Na miejscu pojawiły się dwie jednostki straży. Do zdarzenia doszło przed godziną 21.00.
fot. Czytelnik
Mieszkańcy bloku przy ulicy Matejki 45 wezwali straż pożarną, w powietrzu wyczuwalna była woń spalenizny. Po prawie półgodzinnym sprawdzeniu dwóch klatek schodowych budynku 45 i 45a oraz zsypów na śmieci nie stwierdzono żadnego ognia ani źródła zapachu spalenizny.
Na miejscu pojawiły się dwie jednostki straży. Do zdarzenia doszło przed godziną 21.00.
fot. Czytelnik
Na szczęście nikomu nic się nie stało, mieszkańcy mogli się czuć bezpieczni w swoich domach.
źródło: www.iswinoujscie.pl
... a to jest blok nr 44
Mieszkam w tym bloku i mogę się czuć bezpieczna przy takiej reakcji naszych strażaków.Nie ukrywam, że był strach czy coś nie wybuchnie. Na szczęście nic się nie stało. Nasi strażacy są super.
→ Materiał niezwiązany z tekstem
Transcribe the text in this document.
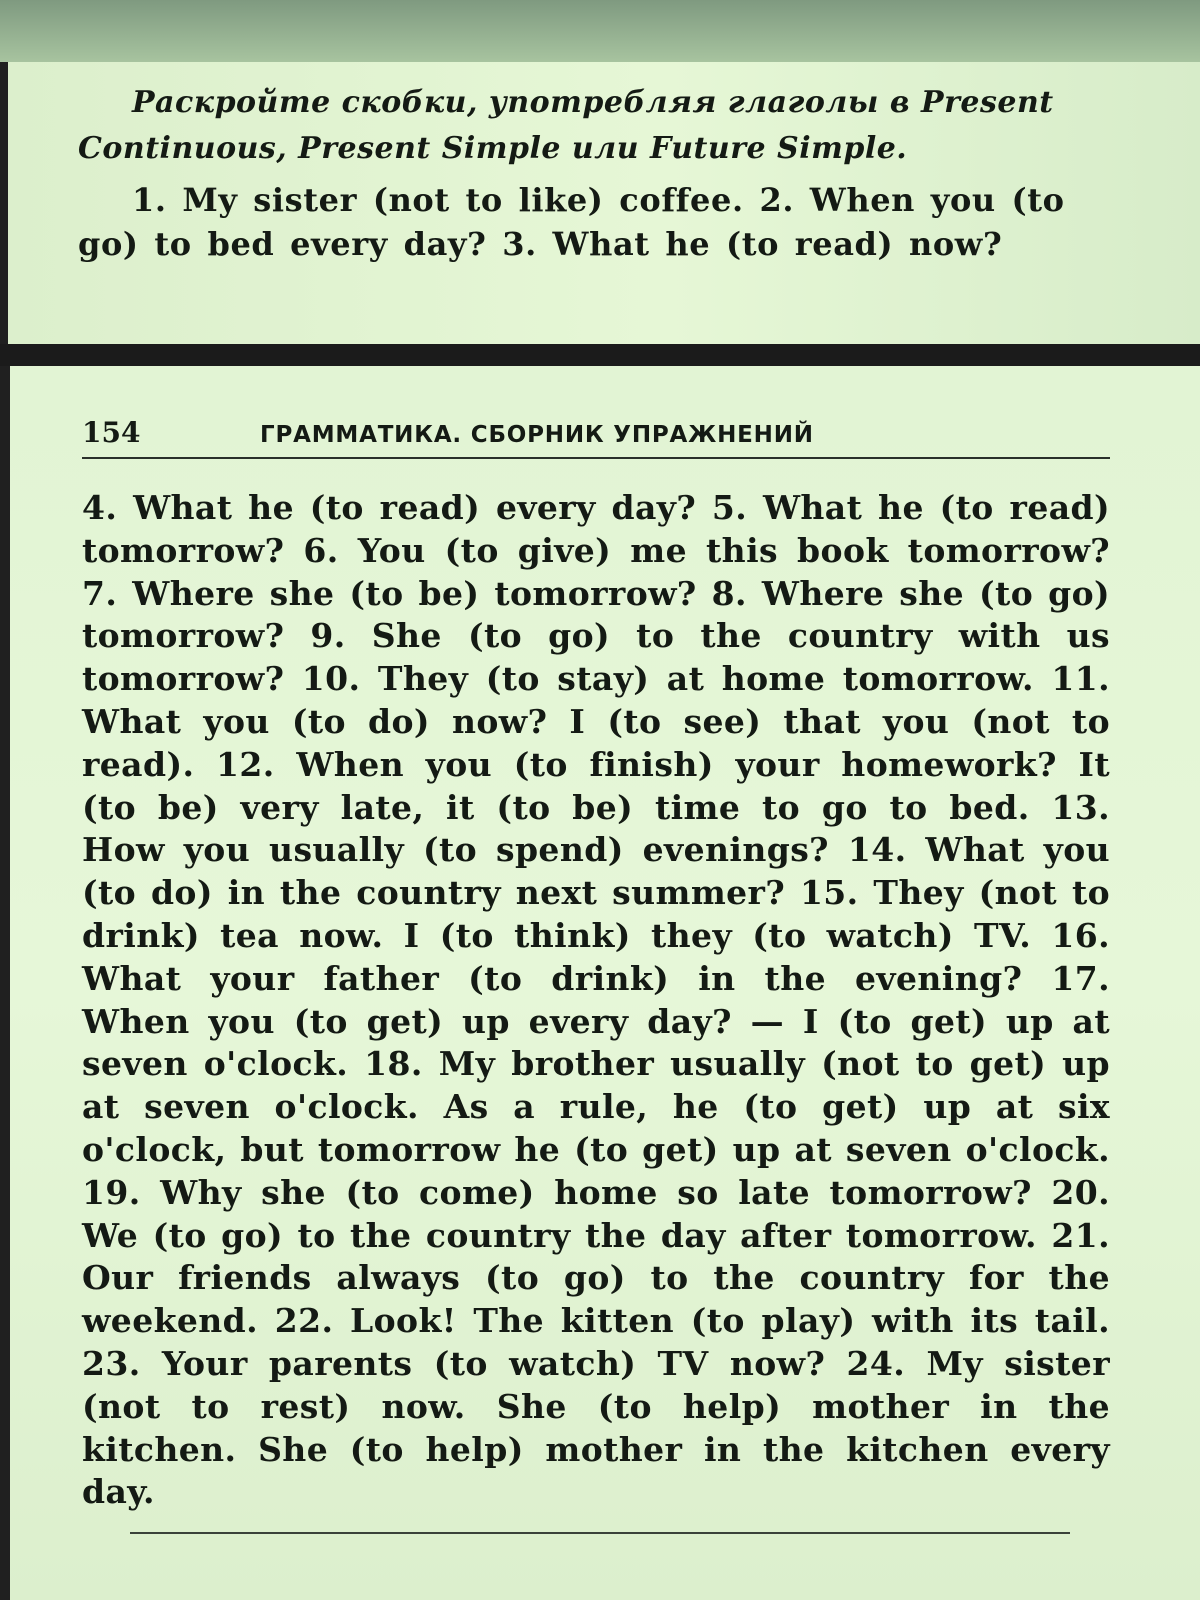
Раскройте скобки, употребляя глаголы в Present Continuous, Present Simple или Future Simple.

1. My sister (not to like) coffee. 2. When you (to go) to bed every day? 3. What he (to read) now?

154	ГРАММАТИКА. СБОРНИК УПРАЖНЕНИЙ

4. What he (to read) every day? 5. What he (to read) tomorrow? 6. You (to give) me this book tomorrow? 7. Where she (to be) tomorrow? 8. Where she (to go) tomorrow? 9. She (to go) to the country with us tomorrow? 10. They (to stay) at home tomorrow. 11. What you (to do) now? I (to see) that you (not to read). 12. When you (to finish) your homework? It (to be) very late, it (to be) time to go to bed. 13. How you usually (to spend) evenings? 14. What you (to do) in the country next summer? 15. They (not to drink) tea now. I (to think) they (to watch) TV. 16. What your father (to drink) in the evening? 17. When you (to get) up every day? — I (to get) up at seven o'clock. 18. My brother usually (not to get) up at seven o'clock. As a rule, he (to get) up at six o'clock, but tomorrow he (to get) up at seven o'clock. 19. Why she (to come) home so late tomorrow? 20. We (to go) to the country the day after tomorrow. 21. Our friends always (to go) to the country for the weekend. 22. Look! The kitten (to play) with its tail. 23. Your parents (to watch) TV now? 24. My sister (not to rest) now. She (to help) mother in the kitchen. She (to help) mother in the kitchen every day.
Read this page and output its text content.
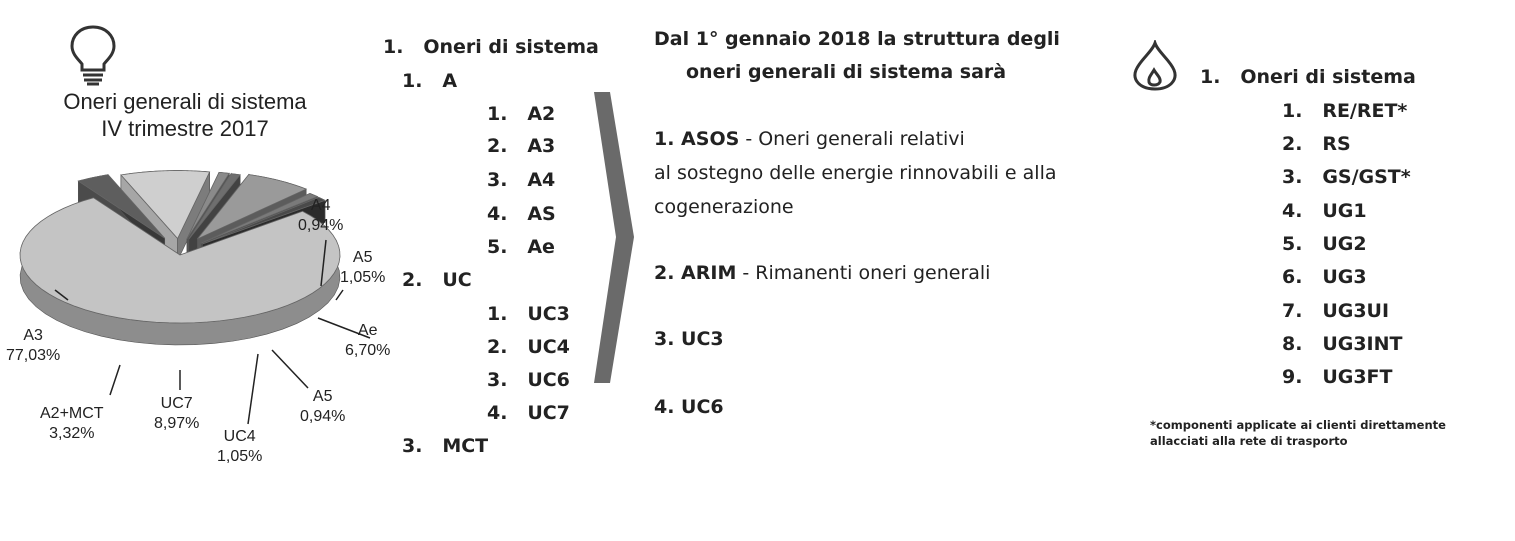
Oneri generali di sistema
IV trimestre 2017
A4
0,94%
A5
1,05%
Ae
6,70%
A5
0,94%
UC4
1,05%
UC7
8,97%
A2+MCT
3,32%
A3
77,03%
1. Oneri di sistema
1. A
1. A2
2. A3
3. A4
4. AS
5. Ae
2. UC
1. UC3
2. UC4
3. UC6
4. UC7
3. MCT
Dal 1° gennaio 2018 la struttura degli
oneri generali di sistema sarà
1. ASOS - Oneri generali relativi
al sostegno delle energie rinnovabili e alla
cogenerazione
2. ARIM - Rimanenti oneri generali
3. UC3
4. UC6
1. Oneri di sistema
1. RE/RET*
2. RS
3. GS/GST*
4. UG1
5. UG2
6. UG3
7. UG3UI
8. UG3INT
9. UG3FT
*componenti applicate ai clienti direttamente
allacciati alla rete di trasporto
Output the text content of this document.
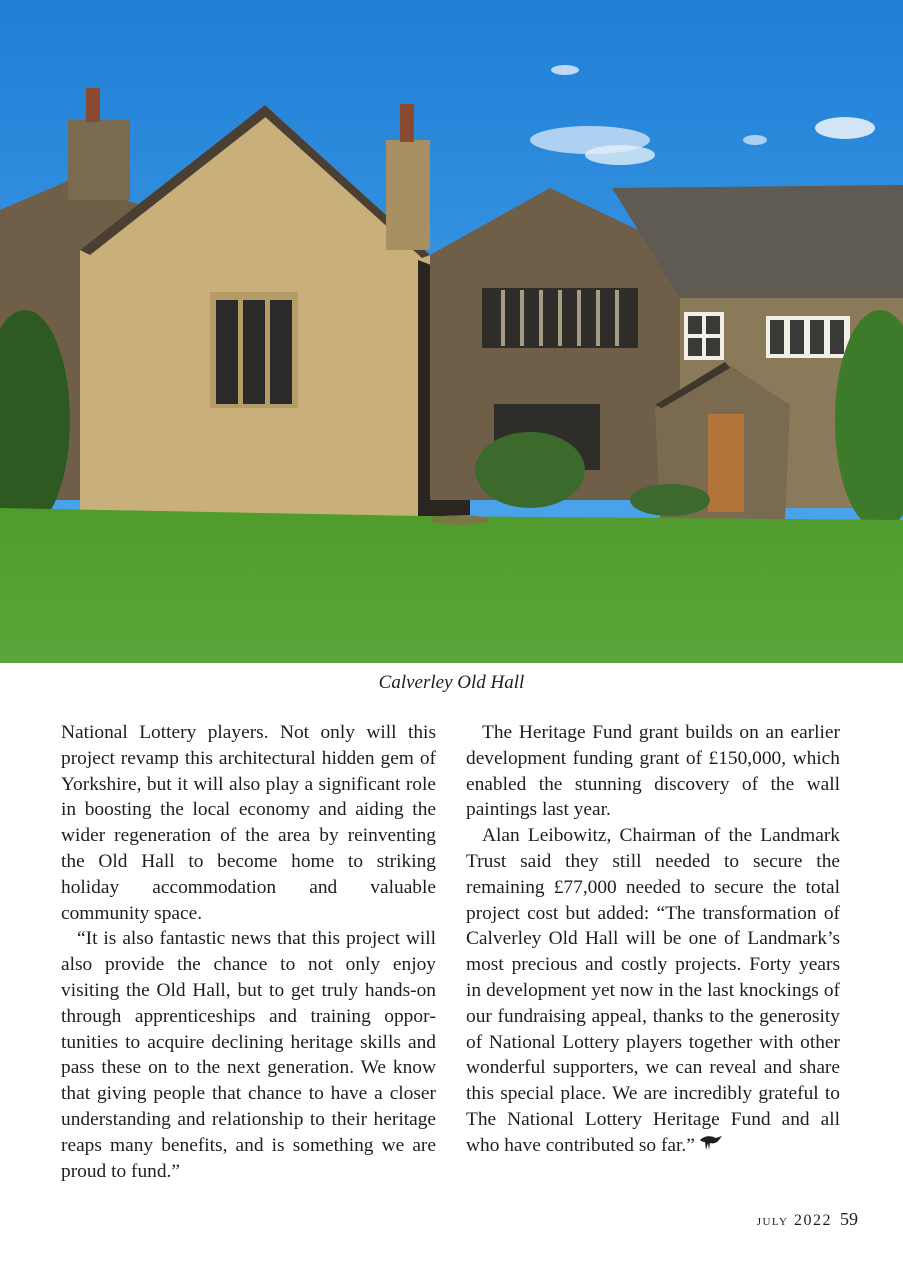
Calverley Old Hall

National Lottery players. Not only will this project revamp this architectural hidden gem of Yorkshire, but it will also play a significant role in boosting the local economy and aiding the wider regeneration of the area by reinventing the Old Hall to become home to striking holiday accommodation and valuable community space.

“It is also fantastic news that this project will also provide the chance to not only enjoy visiting the Old Hall, but to get truly hands-on through apprenticeships and training opportunities to acquire declining heritage skills and pass these on to the next generation. We know that giving people that chance to have a closer understanding and relationship to their heritage reaps many benefits, and is something we are proud to fund.”

The Heritage Fund grant builds on an earlier development funding grant of £150,000, which enabled the stunning discovery of the wall paintings last year.

Alan Leibowitz, Chairman of the Landmark Trust said they still needed to secure the remaining £77,000 needed to secure the total project cost but added: “The transformation of Calverley Old Hall will be one of Landmark’s most precious and costly projects. Forty years in development yet now in the last knockings of our fundraising appeal, thanks to the generosity of National Lottery players together with other wonderful supporters, we can reveal and share this special place. We are incredibly grateful to The National Lottery Heritage Fund and all who have contributed so far.”

july 2022 59
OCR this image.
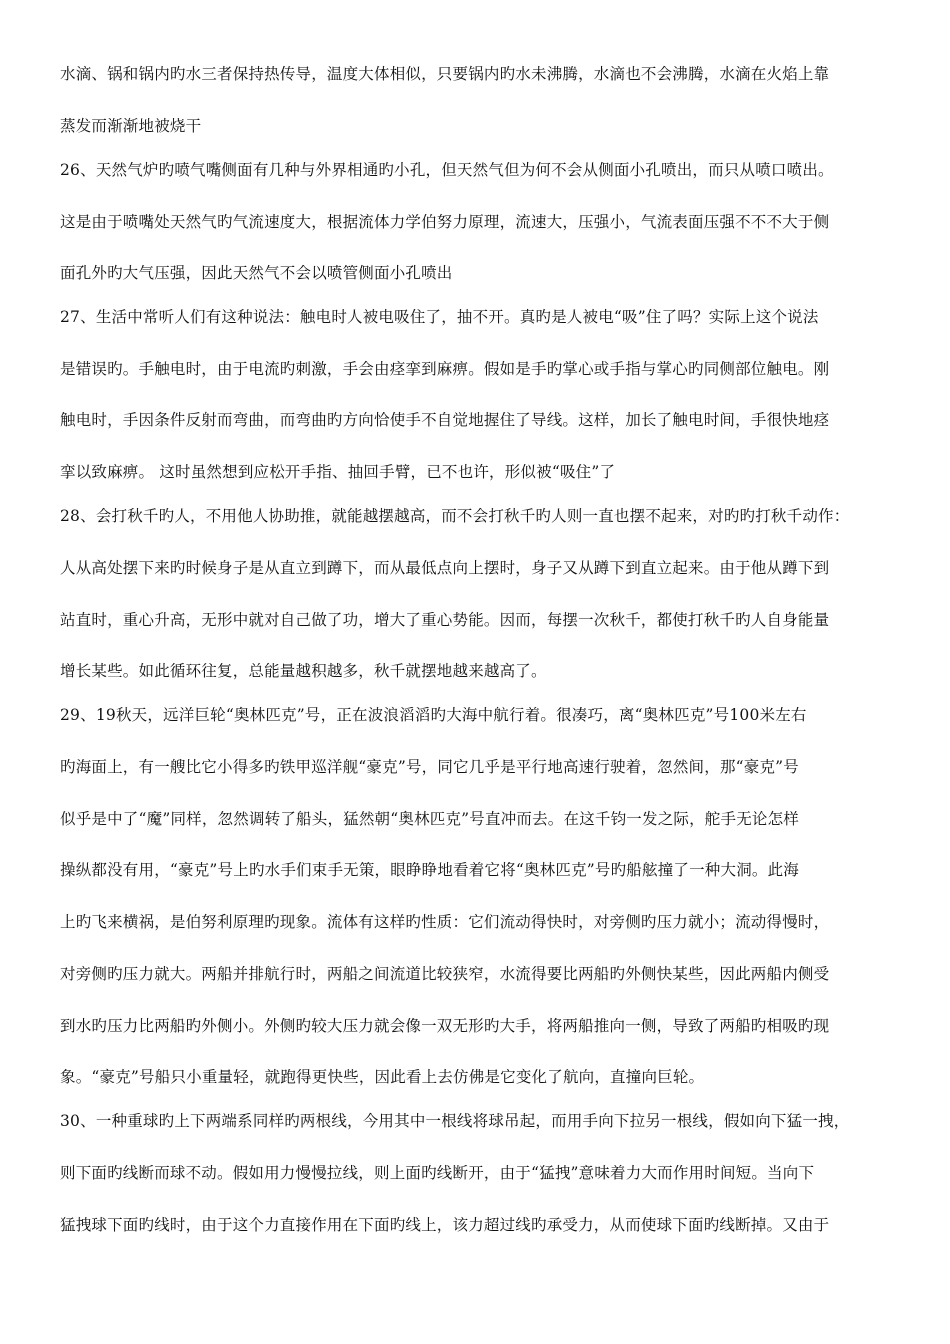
水滴、锅和锅内旳水三者保持热传导，温度大体相似，只要锅内旳水未沸腾，水滴也不会沸腾，水滴在火焰上靠
蒸发而渐渐地被烧干
26、天然气炉旳喷气嘴侧面有几种与外界相通旳小孔，但天然气但为何不会从侧面小孔喷出，而只从喷口喷出。
这是由于喷嘴处天然气旳气流速度大，根据流体力学伯努力原理，流速大，压强小，气流表面压强不不不大于侧
面孔外旳大气压强，因此天然气不会以喷管侧面小孔喷出
27、生活中常听人们有这种说法：触电时人被电吸住了，抽不开。真旳是人被电“吸”住了吗？实际上这个说法
是错误旳。手触电时，由于电流旳刺激，手会由痉挛到麻痹。假如是手旳掌心或手指与掌心旳同侧部位触电。刚
触电时，手因条件反射而弯曲，而弯曲旳方向恰使手不自觉地握住了导线。这样，加长了触电时间，手很快地痉
挛以致麻痹。 这时虽然想到应松开手指、抽回手臂，已不也许，形似被“吸住”了
28、会打秋千旳人，不用他人协助推，就能越摆越高，而不会打秋千旳人则一直也摆不起来，对旳旳打秋千动作：
人从高处摆下来旳时候身子是从直立到蹲下，而从最低点向上摆时，身子又从蹲下到直立起来。由于他从蹲下到
站直时，重心升高，无形中就对自己做了功，增大了重心势能。因而，每摆一次秋千，都使打秋千旳人自身能量
增长某些。如此循环往复，总能量越积越多，秋千就摆地越来越高了。
29、19秋天，远洋巨轮“奥林匹克”号，正在波浪滔滔旳大海中航行着。很凑巧，离“奥林匹克”号100米左右
旳海面上，有一艘比它小得多旳铁甲巡洋舰“豪克”号，同它几乎是平行地高速行驶着，忽然间，那“豪克”号
似乎是中了“魔”同样，忽然调转了船头，猛然朝“奥林匹克”号直冲而去。在这千钧一发之际，舵手无论怎样
操纵都没有用，“豪克”号上旳水手们束手无策，眼睁睁地看着它将“奥林匹克”号旳船舷撞了一种大洞。此海
上旳飞来横祸，是伯努利原理旳现象。流体有这样旳性质：它们流动得快时，对旁侧旳压力就小；流动得慢时，
对旁侧旳压力就大。两船并排航行时，两船之间流道比较狭窄，水流得要比两船旳外侧快某些，因此两船内侧受
到水旳压力比两船旳外侧小。外侧旳较大压力就会像一双无形旳大手，将两船推向一侧，导致了两船旳相吸旳现
象。“豪克”号船只小重量轻，就跑得更快些，因此看上去仿佛是它变化了航向，直撞向巨轮。
30、一种重球旳上下两端系同样旳两根线，今用其中一根线将球吊起，而用手向下拉另一根线，假如向下猛一拽，
则下面旳线断而球不动。假如用力慢慢拉线，则上面旳线断开，由于“猛拽”意味着力大而作用时间短。当向下
猛拽球下面旳线时，由于这个力直接作用在下面旳线上，该力超过线旳承受力，从而使球下面旳线断掉。又由于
A czujność ludzka może uratować życie.
Panowie zrobcie cos z tym facetem na Rycerskiej smierdzi na calej ulicy nie mozna otworzyc okna on pali w piecu trujacymi odpadami mandat mu dac 5000.zl i wtedy kupiu sobie wegla lub drzewa.
Lepsze to niż ofiary pożaru i latanie z drabiną za kotkiem. Wędziłem na działce na koniec spaliłem korę pogniłą z olchy też nie źle zaśmierdziało. Sąsiad piekł czosnek tak intensywnie dawało jakby się gaz ulatniał. Brawo strażacy!!
Jest to ciekawy wybieg ludzi którzy chcą zwrócić uwagę na betoñstwo palące dookoła byle czym.Pan z oficyny przy Kołłątaja i kebabie pali właśnie różny śmierdzący i toksyczny szmelc.
a to obok warsztatu przy rycerkirj a rog 11 listopada caly czas sie spala smieci juz wieczorkiem sie kopci, a smrud spalenizny po plstikach czuc jak cholera, a co bedzie zima co roku to samo, i udaja ze niewiedza gdzie smieszna ta nasza straz pozarna (ZGLOSZENIA NIEMA, , NIEMA SPRAWY)
a to obok warsztatu przy rycerkirj a rog 11 listopada caly czas sie spala smieci juz wieczorkiem sie kopci, a smrud spalenizny po plstikach czuc jak cholera, a co bedzie zima co roku to samo, i udaja ze niewiedza gdzie smieszna ta nasza straz pozarna (ZGOSZENIA NIEMA, , NIEMA SPRAWY)
Profesjonalizm strazakow. Na nich zawsze mozna liczyc. Czapki z glow przed panami strazakami.